Bank of Japan Deputy Governor Ryozo Himino emphasized on Wednesday that the central bank would persist in raising interest rates if inflation remained on track, while also keeping a close eye on financial market conditions. These remarks align with those made by Governor Kazuo Ueda last week, who indicated that recent market fluctuations would not disrupt the bank's long-term plans for rate increases. However, Himino noted that the central bank must first observe financial markets with 'utmost vigilance' due to their ongoing instability, as stated during a press conference following a meeting with business leaders in Kofu, central Japan.

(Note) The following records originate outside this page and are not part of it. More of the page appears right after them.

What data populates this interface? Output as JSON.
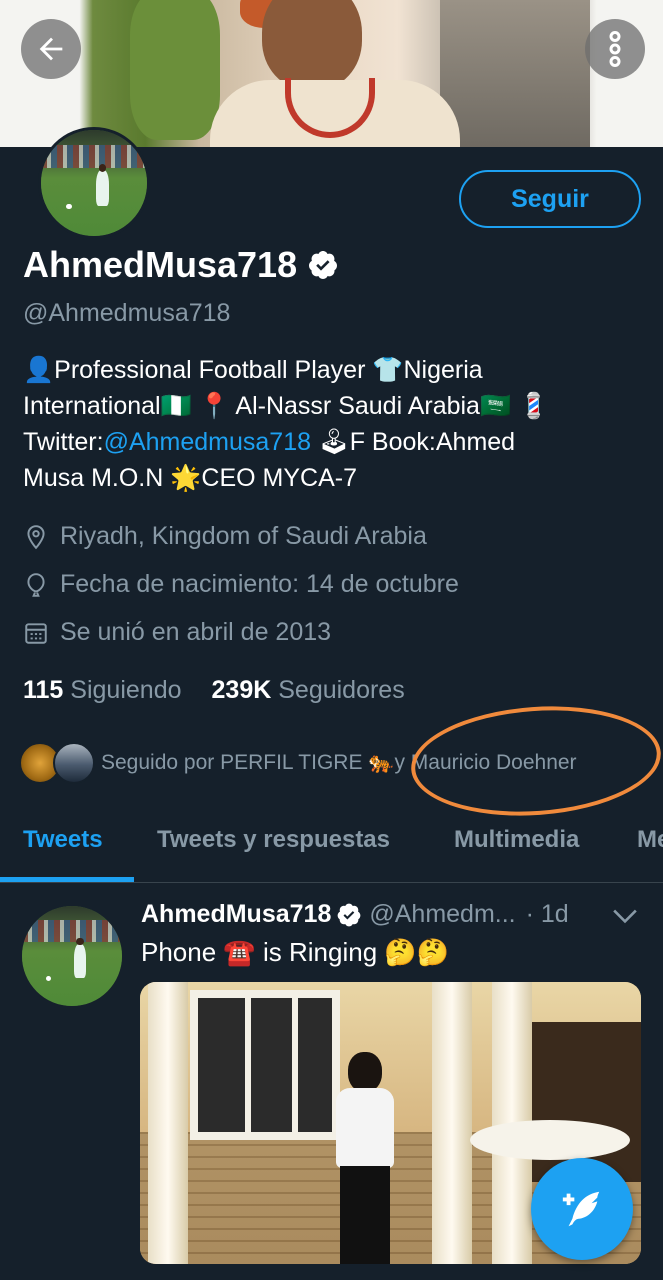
{
  "profile": {
    "display_name": "AhmedMusa718",
    "handle": "@Ahmedmusa718",
    "follow_label": "Seguir",
    "bio": {
      "line1_a": "Professional Football Player ",
      "line1_b": "Nigeria",
      "line2_a": "International",
      "line2_b": " Al-Nassr Saudi Arabia",
      "line3_a": "Twitter:",
      "line3_link": "@Ahmedmusa718",
      "line3_b": "F Book:Ahmed",
      "line4_a": "Musa M.O.N ",
      "line4_b": "CEO MYCA-7"
    },
    "location": "Riyadh, Kingdom of Saudi Arabia",
    "birthday": "Fecha de nacimiento: 14 de octubre",
    "joined": "Se unió en abril de 2013",
    "following_count": "115",
    "following_label": "Siguiendo",
    "followers_count": "239K",
    "followers_label": "Seguidores",
    "followed_by": "Seguido por PERFIL TIGRE",
    "followed_by_and": "y Mauricio Doehner"
  },
  "tabs": [
    "Tweets",
    "Tweets y respuestas",
    "Multimedia",
    "Me"
  ],
  "tweet": {
    "name": "AhmedMusa718",
    "handle": "@Ahmedm...",
    "time": "· 1d",
    "text_a": "Phone ",
    "text_b": " is Ringing "
  },
  "colors": {
    "background": "#15202b",
    "accent": "#1da1f2",
    "muted": "#8899a6",
    "annotation": "#f08a3c"
  },
  "icons": [
    "back-arrow-icon",
    "more-vertical-icon",
    "verified-badge-icon",
    "location-pin-icon",
    "balloon-icon",
    "calendar-icon",
    "chevron-down-icon",
    "compose-tweet-icon"
  ]
}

The BoJ will assess the effects of recent market volatility, the July interest rate hike, and the trajectory of the U.S. economy on its economic and price forecasts, Himino explained. 'Our stance remains unchanged; we will adjust monetary easing if economic activity and prices are expected to meet our projections,' he declared. In July, the BoJ shocked markets by raising interest rates to a 15-year peak and signaling further increases in borrowing costs as inflation approached its 2 percent target.
The BoJ's assertive stance caused the yen to surge and Tokyo stocks to plummet, marking the worst single-day decline since the 1987 Black Monday crash, although markets have since steadied. Ueda faced questioning in parliament last week regarding the July decision, where he reiterated his commitment to raising rates if inflation continued on a path to sustainably meet the 2 percent target. A Reuters poll indicated that most economists anticipate another rate hike by the BoJ this year, with December being the more likely timing over October.

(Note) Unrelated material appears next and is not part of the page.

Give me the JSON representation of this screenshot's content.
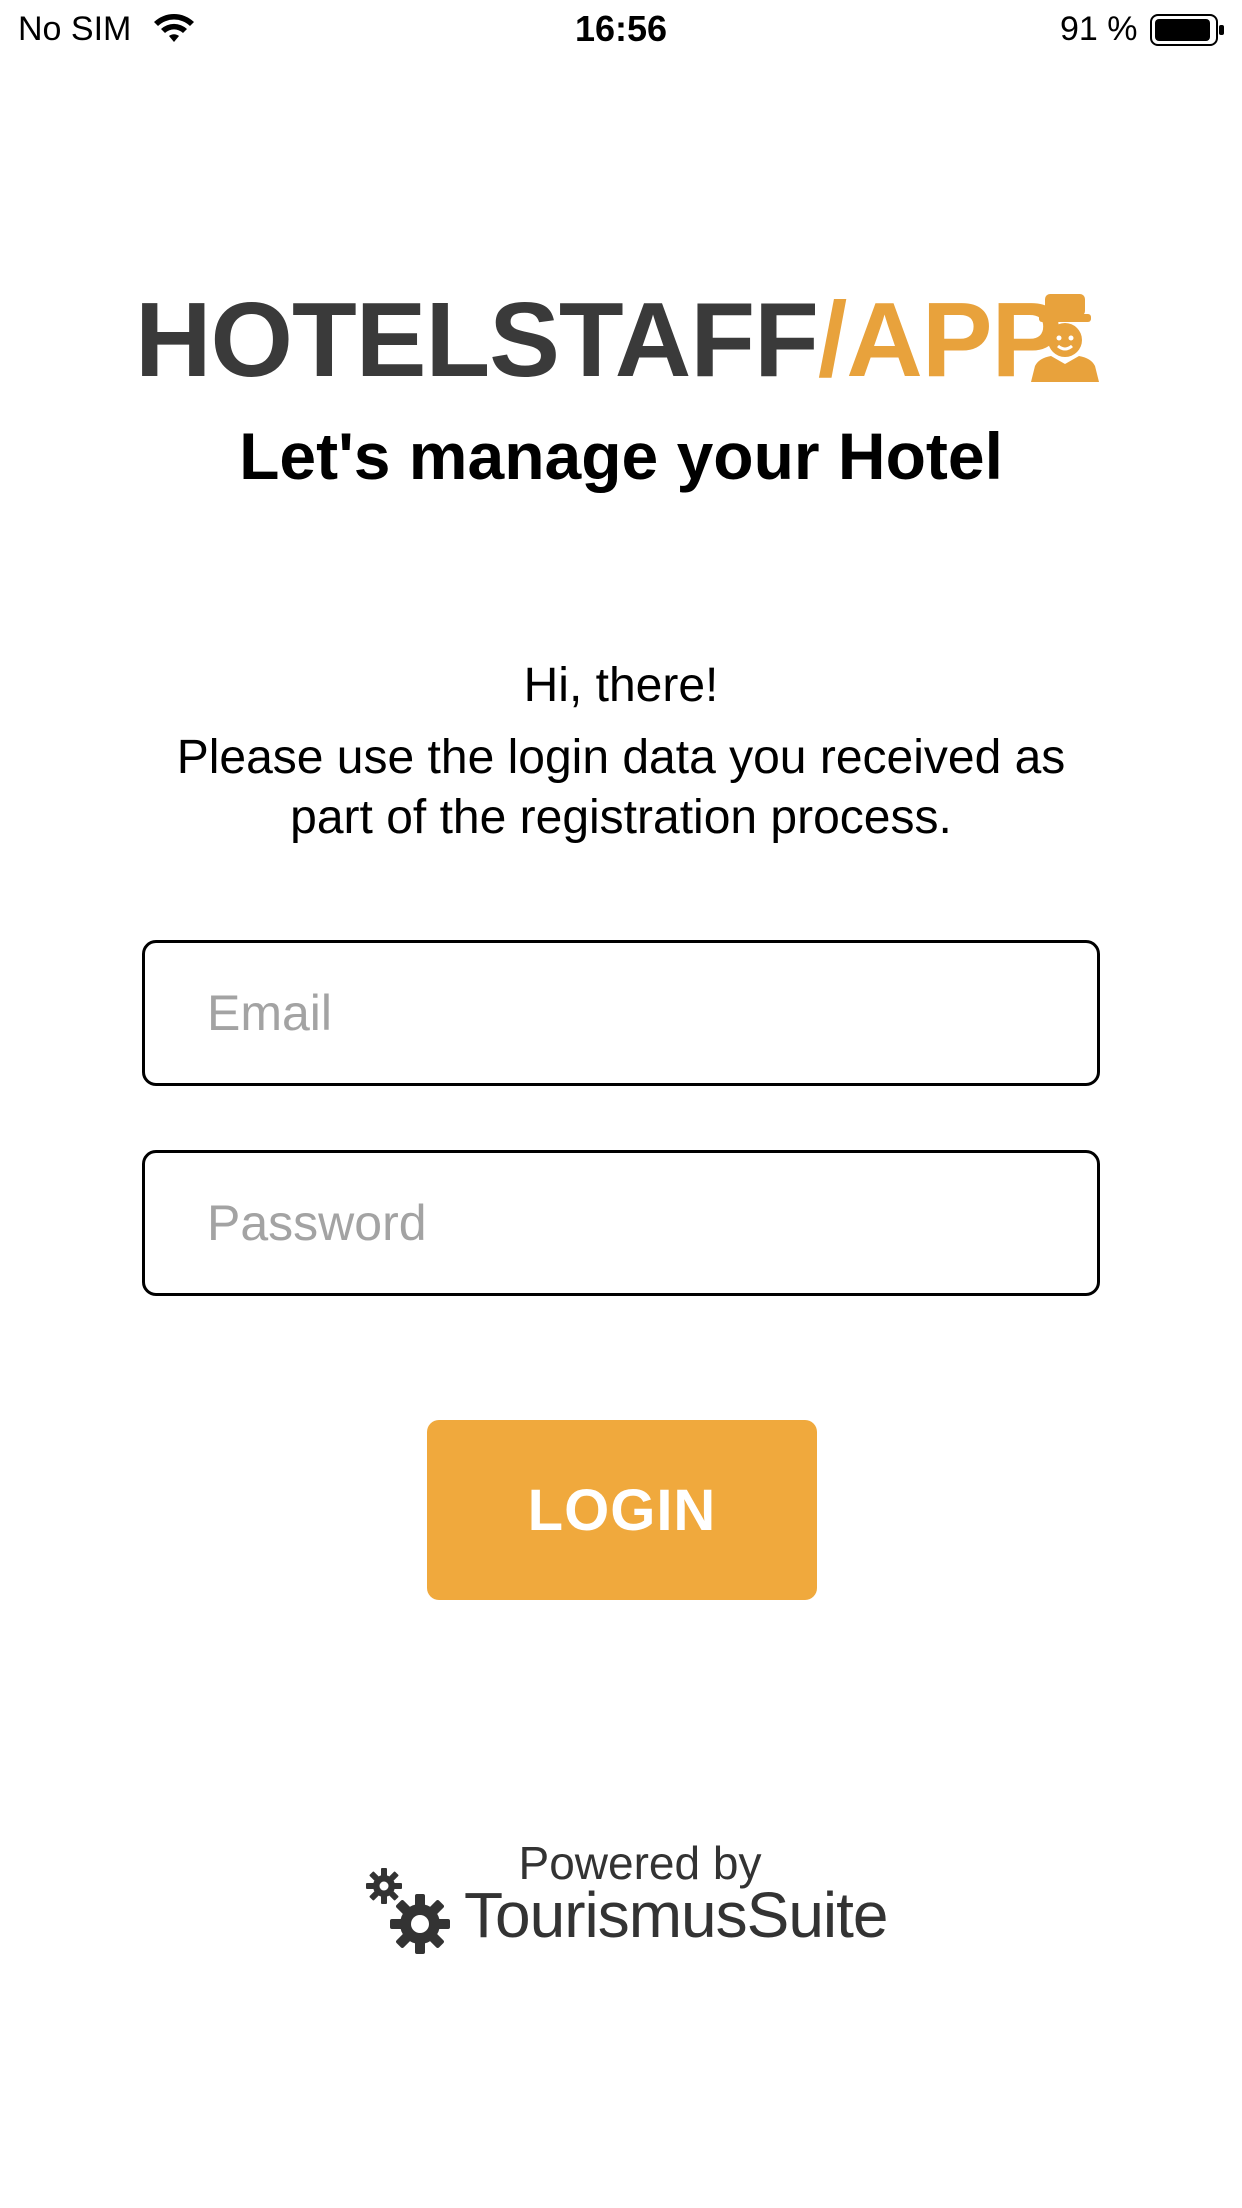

Before the press conference, Himino expressed optimism about the Japanese economy's future during a speech to business leaders. 'The baseline scenario for the future is that growth and inflation will progress in line with the BoJ's outlook,' he stated, according to the text on the central bank's website. He also noted that the yen's recent strengthening might ease the burden of rising import costs and profit pressures on many small and medium-sized firms. Although a stronger yen could impact export-oriented companies' profits, the current yen rates are not significantly different from those in their business plans, he added.
Himino further commented that stock price volatility 'need not overly influence business sentiment' as Japanese firms have adapted and established competitive advantages. Private consumption, which was previously a weak point in the economy, will be supported by wage growth and moderating inflation, although the BoJ must remain cautious of potential risks that inflation may not ease and could continue to suppress real wages.